Monazites are produced today as a byproduct of the processing of heavy mineral sands to recover zircon and ilmenite, respectively the ores of zirconium and titanium. Until recently processing monazite for rare earths was inhibited by the fact that monazites always contain radioactive thorium and sometimes uranium. The monazites were thus returned to the tailings from these operations and in the USA the environmental regulations required that they be returned to the worked-out deposits and distributed so that the residual background radiation was equal to or less than it was before the deposit was worked.
In the last five years as Chinese bastnaesite deposit grades have declined and mining created pollution has become a big problem in China the Chinese rare earth industry has begun to import very large quantities of monazites from the USA, Madagascar, South Africa, Brazil, and Australia. All of this material was produced as a byproduct of heavy mineral sands processing for zircon and ilmenite.
In order to solve the thorium/uranium problem, China requires that all imports of monazite go first to China Nuclear Corporation, which removes the thorium and uranium, and then ships a clean mixed rare earth carbonate to the Chinese refiner that ordered the material. China nuclear is licensed to process up to 50,000 tons of monazite containing up to 30,000 tons of total rare earths a year.

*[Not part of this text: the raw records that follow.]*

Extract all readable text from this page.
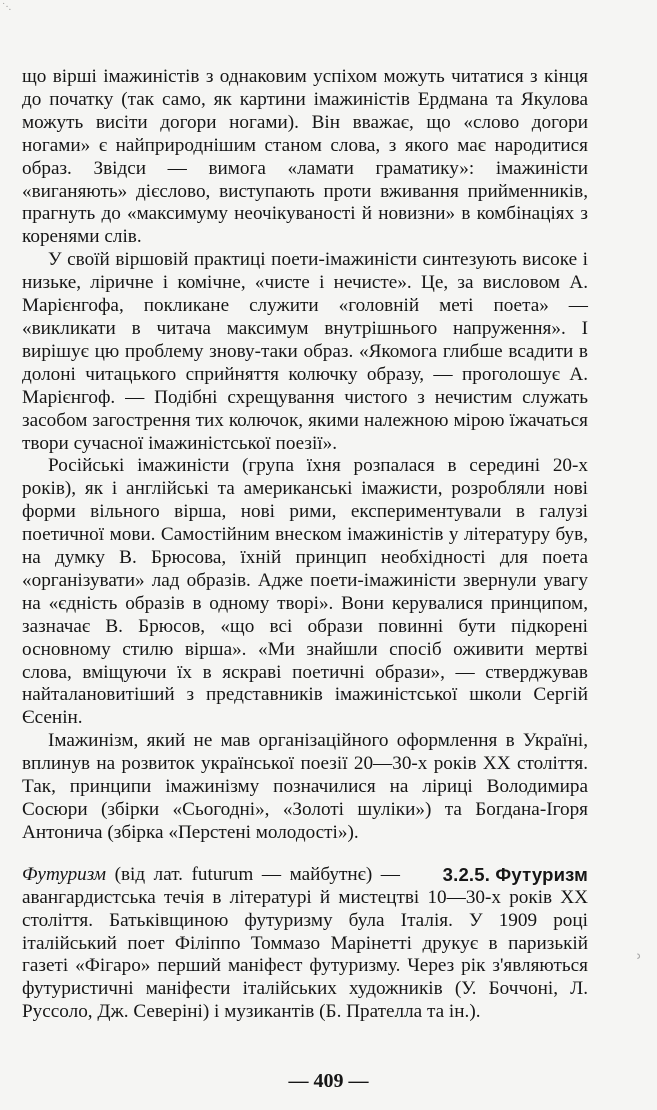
˙·.

що вірші імажиністів з однаковим успіхом можуть читатися з кінця до початку (так само, як картини імажиністів Ердмана та Якулова можуть висіти догори ногами). Він вважає, що «слово догори ногами» є найприроднішим станом слова, з якого має народитися образ. Звідси — вимога «ламати граматику»: імажиністи «виганяють» дієслово, виступають проти вживання прийменників, прагнуть до «максимуму неочікуваності й новизни» в комбінаціях з коренями слів.

У своїй віршовій практиці поети-імажиністи синтезують високе і низьке, ліричне і комічне, «чисте і нечисте». Це, за висловом А. Марієнгофа, покликане служити «головній меті поета» — «викликати в читача максимум внутрішнього напруження». І вирішує цю проблему знову-таки образ. «Якомога глибше всадити в долоні читацького сприйняття колючку образу, — проголошує А. Марієнгоф. — Подібні схрещування чистого з нечистим служать засобом загострення тих колючок, якими належною мірою їжачаться твори сучасної імажиністської поезії».

Російські імажиністи (група їхня розпалася в середині 20-х років), як і англійські та американські імажисти, розробляли нові форми вільного вірша, нові рими, експериментували в галузі поетичної мови. Самостійним внеском імажиністів у літературу був, на думку В. Брюсова, їхній принцип необхідності для поета «організувати» лад образів. Адже поети-імажиністи звернули увагу на «єдність образів в одному творі». Вони керувалися принципом, зазначає В. Брюсов, «що всі образи повинні бути підкорені основному стилю вірша». «Ми знайшли спосіб оживити мертві слова, вміщуючи їх в яскраві поетичні образи», — стверджував найталановитіший з представників імажиністської школи Сергій Єсенін.

Імажинізм, який не мав організаційного оформлення в Україні, вплинув на розвиток української поезії 20—30-х років XX століття. Так, принципи імажинізму позначилися на ліриці Володимира Сосюри (збірки «Сьогодні», «Золоті шуліки») та Богдана-Ігоря Антонича (збірка «Перстені молодості»).

3.2.5. Футуризм

Футуризм (від лат. futurum — майбутнє) — авангардистська течія в літературі й мистецтві 10—30-х років XX століття. Батьківщиною футуризму була Італія. У 1909 році італійський поет Філіппо Томмазо Марінетті друкує в паризькій газеті «Фігаро» перший маніфест футуризму. Через рік з'являються футуристичні маніфести італійських художників (У. Боччоні, Л. Руссоло, Дж. Северіні) і музикантів (Б. Прателла та ін.).

ʾ
— 409 —
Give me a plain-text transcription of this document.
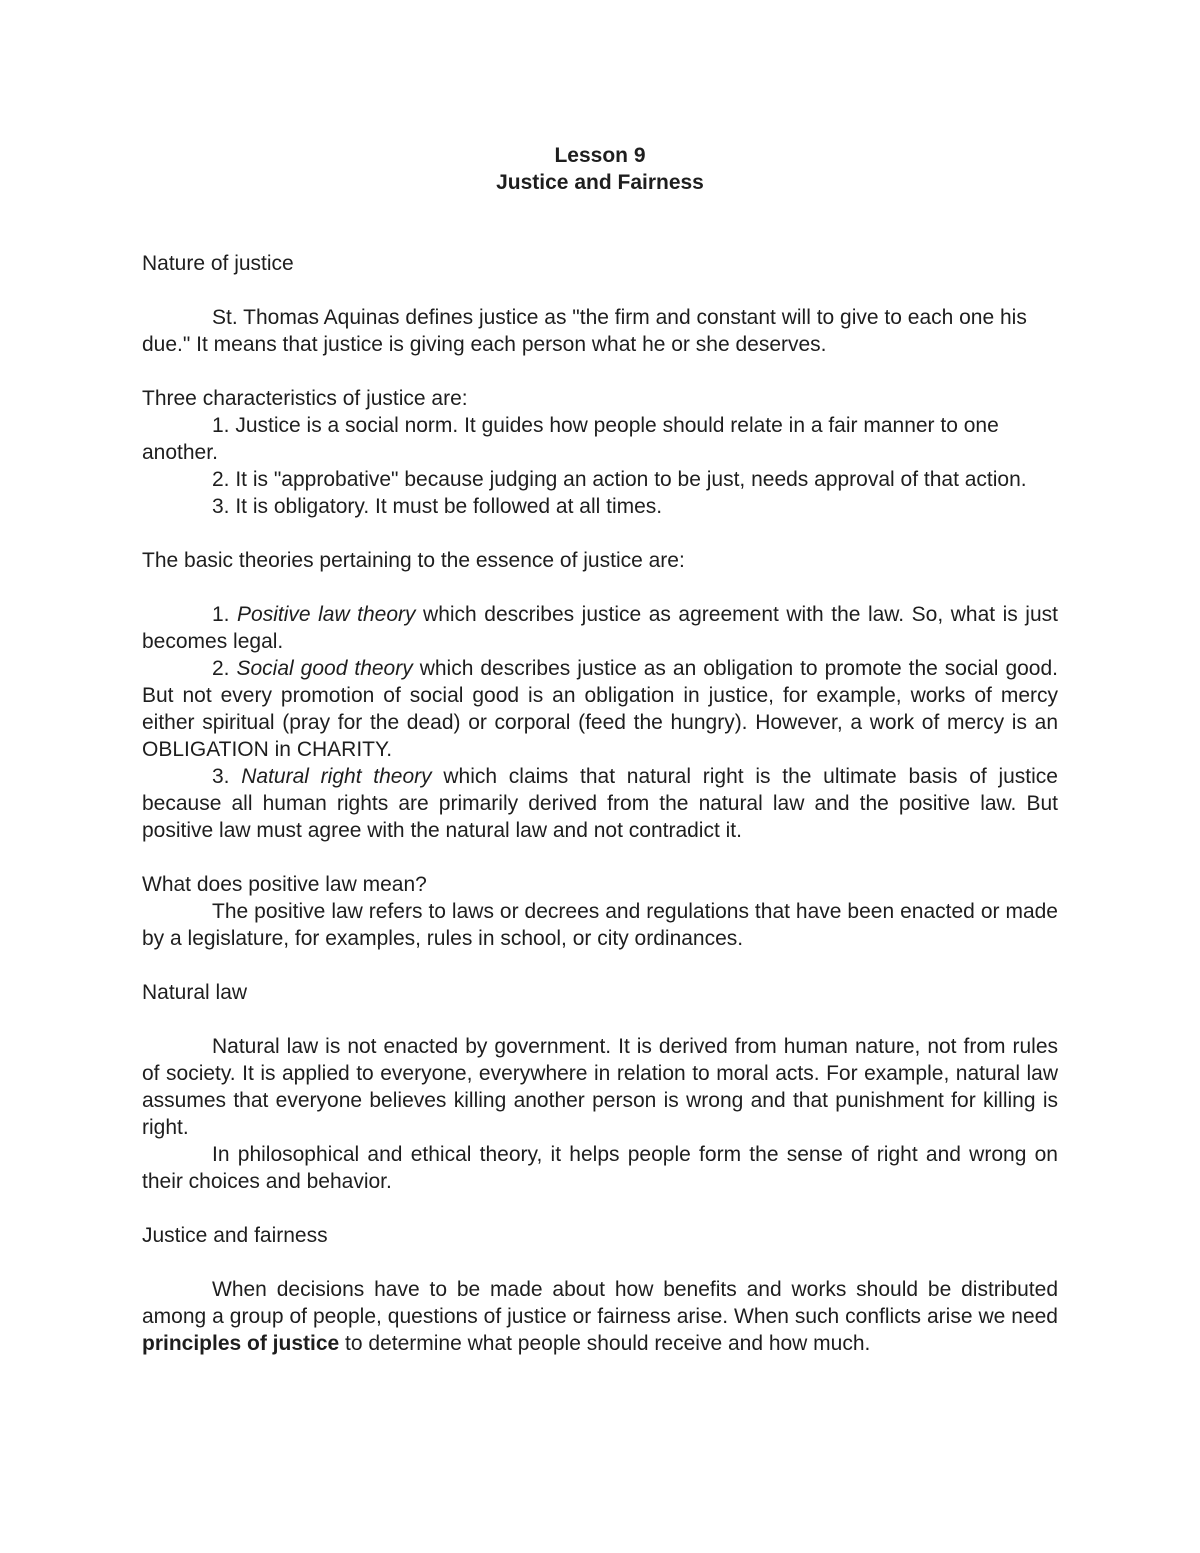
Lesson 9

Justice and Fairness

Nature of justice

St. Thomas Aquinas defines justice as "the firm and constant will to give to each one his due." It means that justice is giving each person what he or she deserves.

Three characteristics of justice are:

1. Justice is a social norm. It guides how people should relate in a fair manner to one another.

2. It is "approbative" because judging an action to be just, needs approval of that action.

3. It is obligatory. It must be followed at all times.

The basic theories pertaining to the essence of justice are:

1. Positive law theory which describes justice as agreement with the law. So, what is just becomes legal.

2. Social good theory which describes justice as an obligation to promote the social good. But not every promotion of social good is an obligation in justice, for example, works of mercy either spiritual (pray for the dead) or corporal (feed the hungry). However, a work of mercy is an OBLIGATION in CHARITY.

3. Natural right theory which claims that natural right is the ultimate basis of justice because all human rights are primarily derived from the natural law and the positive law. But positive law must agree with the natural law and not contradict it.

What does positive law mean?

The positive law refers to laws or decrees and regulations that have been enacted or made by a legislature, for examples, rules in school, or city ordinances.

Natural law

Natural law is not enacted by government. It is derived from human nature, not from rules of society. It is applied to everyone, everywhere in relation to moral acts. For example, natural law assumes that everyone believes killing another person is wrong and that punishment for killing is right.

In philosophical and ethical theory, it helps people form the sense of right and wrong on their choices and behavior.

Justice and fairness

When decisions have to be made about how benefits and works should be distributed among a group of people, questions of justice or fairness arise. When such conflicts arise we need principles of justice to determine what people should receive and how much.
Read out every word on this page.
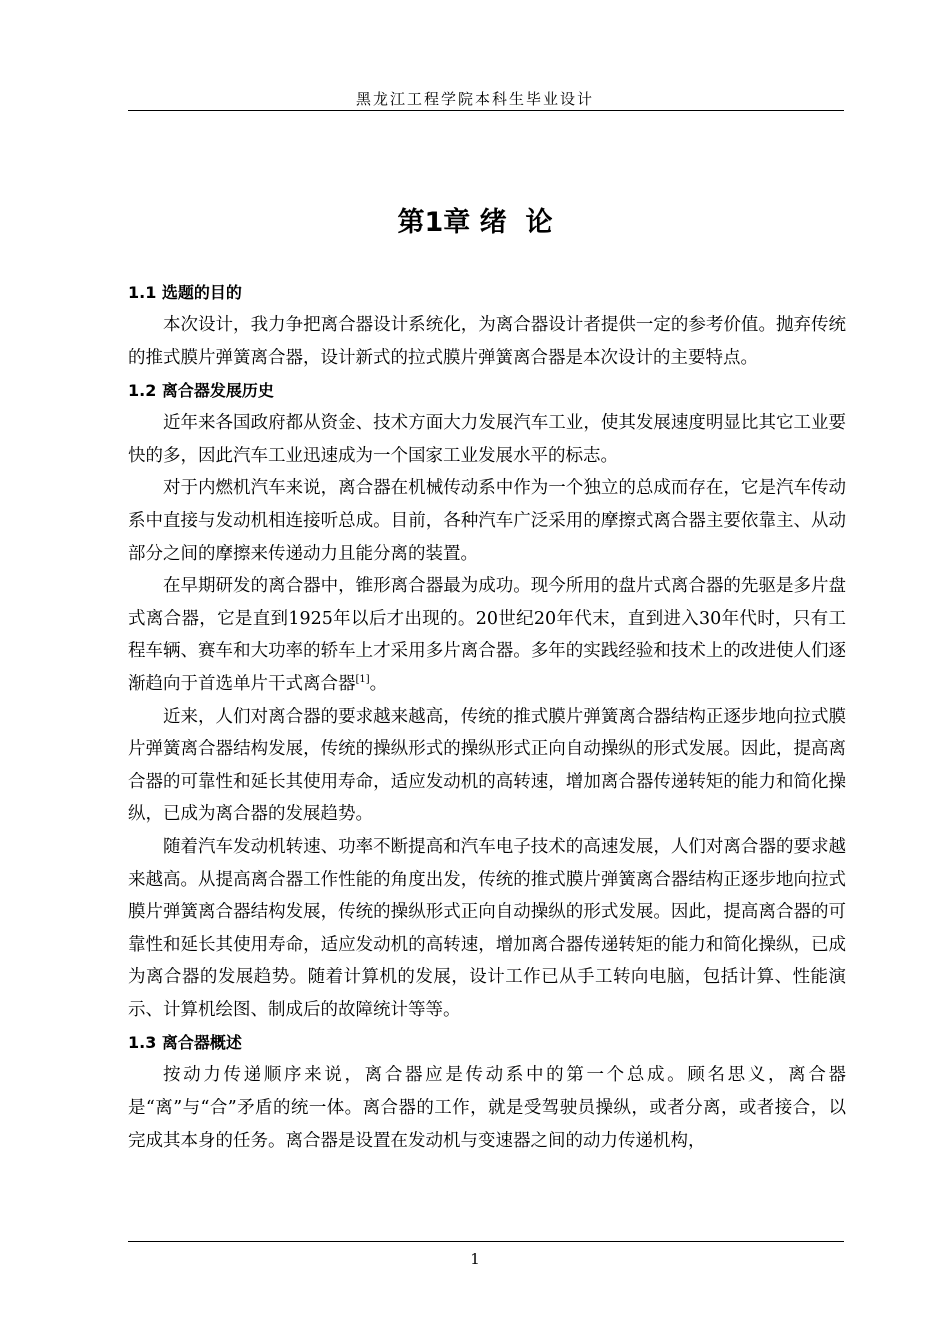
黑龙江工程学院本科生毕业设计
第1章 绪  论
1.1 选题的目的

本次设计，我力争把离合器设计系统化，为离合器设计者提供一定的参考价值。抛弃传统的推式膜片弹簧离合器，设计新式的拉式膜片弹簧离合器是本次设计的主要特点。

1.2 离合器发展历史

近年来各国政府都从资金、技术方面大力发展汽车工业，使其发展速度明显比其它工业要快的多，因此汽车工业迅速成为一个国家工业发展水平的标志。

对于内燃机汽车来说，离合器在机械传动系中作为一个独立的总成而存在，它是汽车传动系中直接与发动机相连接听总成。目前，各种汽车广泛采用的摩擦式离合器主要依靠主、从动部分之间的摩擦来传递动力且能分离的装置。

在早期研发的离合器中，锥形离合器最为成功。现今所用的盘片式离合器的先驱是多片盘式离合器，它是直到1925年以后才出现的。20世纪20年代末，直到进入30年代时，只有工程车辆、赛车和大功率的轿车上才采用多片离合器。多年的实践经验和技术上的改进使人们逐渐趋向于首选单片干式离合器[1]。

近来，人们对离合器的要求越来越高，传统的推式膜片弹簧离合器结构正逐步地向拉式膜片弹簧离合器结构发展，传统的操纵形式的操纵形式正向自动操纵的形式发展。因此，提高离合器的可靠性和延长其使用寿命，适应发动机的高转速，增加离合器传递转矩的能力和简化操纵，已成为离合器的发展趋势。

随着汽车发动机转速、功率不断提高和汽车电子技术的高速发展，人们对离合器的要求越来越高。从提高离合器工作性能的角度出发，传统的推式膜片弹簧离合器结构正逐步地向拉式膜片弹簧离合器结构发展，传统的操纵形式正向自动操纵的形式发展。因此，提高离合器的可靠性和延长其使用寿命，适应发动机的高转速，增加离合器传递转矩的能力和简化操纵，已成为离合器的发展趋势。随着计算机的发展，设计工作已从手工转向电脑，包括计算、性能演示、计算机绘图、制成后的故障统计等等。

1.3 离合器概述

按动力传递顺序来说，离合器应是传动系中的第一个总成。顾名思义，离合器是“离”与“合”矛盾的统一体。离合器的工作，就是受驾驶员操纵，或者分离，或者接合，以完成其本身的任务。离合器是设置在发动机与变速器之间的动力传递机构，

1
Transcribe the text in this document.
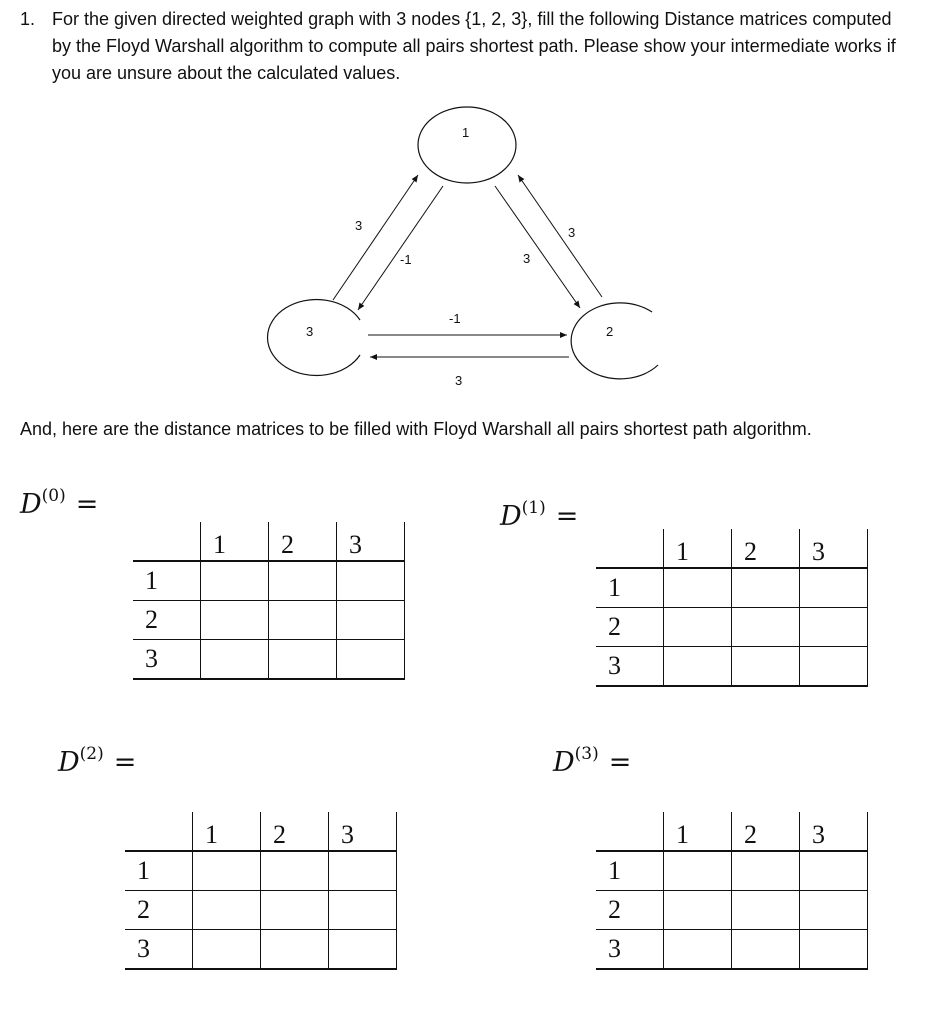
1. For the given directed weighted graph with 3 nodes {1, 2, 3}, fill the following Distance matrices computed by the Floyd Warshall algorithm to compute all pairs shortest path. Please show your intermediate works if you are unsure about the calculated values.
1
3	2
3
-1	3
3
-1
3
And, here are the distance matrices to be filled with Floyd Warshall all pairs shortest path algorithm.
$D^{(0)}$ =
	1	2	3
1			
2			
3			
$D^{(1)}$ =
	1	2	3
1			
2			
3			
$D^{(2)}$ =
	1	2	3
1			
2			
3			
$D^{(3)}$ =
	1	2	3
1			
2			
3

In the USA the only licensed uranium mill, Energy Fuels Inc.‘s (NYSE American: UUUU | TSX: EFR) White Mesa Utah facility, has replaced China as the destination for monazite produced from its heavy mineral sands operations in Georgia by US Chemical Group, Chemours. Energy Fuels removes the uranium, which is a payable for Energy Fuels, and is storing, legally, the thorium, which has been committed to a medical radioisotope group. The first clean mixed rare earth carbonate produced by Energy Fuels from the Chemours’ monazite has already been sold to and shipped to Neo Performance Materials Inc.‘s (TSX: NEO) European solvent extraction rare earth separation facility.
Appia is working with Canada’s and the world’s most attractive (Report’s the Fraser Institute) mining investment jurisdiction, the Province of Saskatchewan. The Province’s Saskatchewan (Mining and Refining) Research Center, the SRC, has agreed to develop a hydrometallurgy for Appia’s monazite and the SRC has already designed and begun the construction of a 3000 ton per annum rare earth solvent extraction separation facility, where the separation and purification of Appia’s monazite will be proven and piloted in what will be Canada’s anchor for a total rare earth permanent magnet supply chain. Saskatchewan is the home of Canada’s uranium mining industry and so the sale of any recovered uranium and the storage (or use) of any recovered thorium is not a problem.
North America is well on its way to becoming a world center of monazite processing, and Appia is Canada’s entry point to a domestic North American rare earth products production center.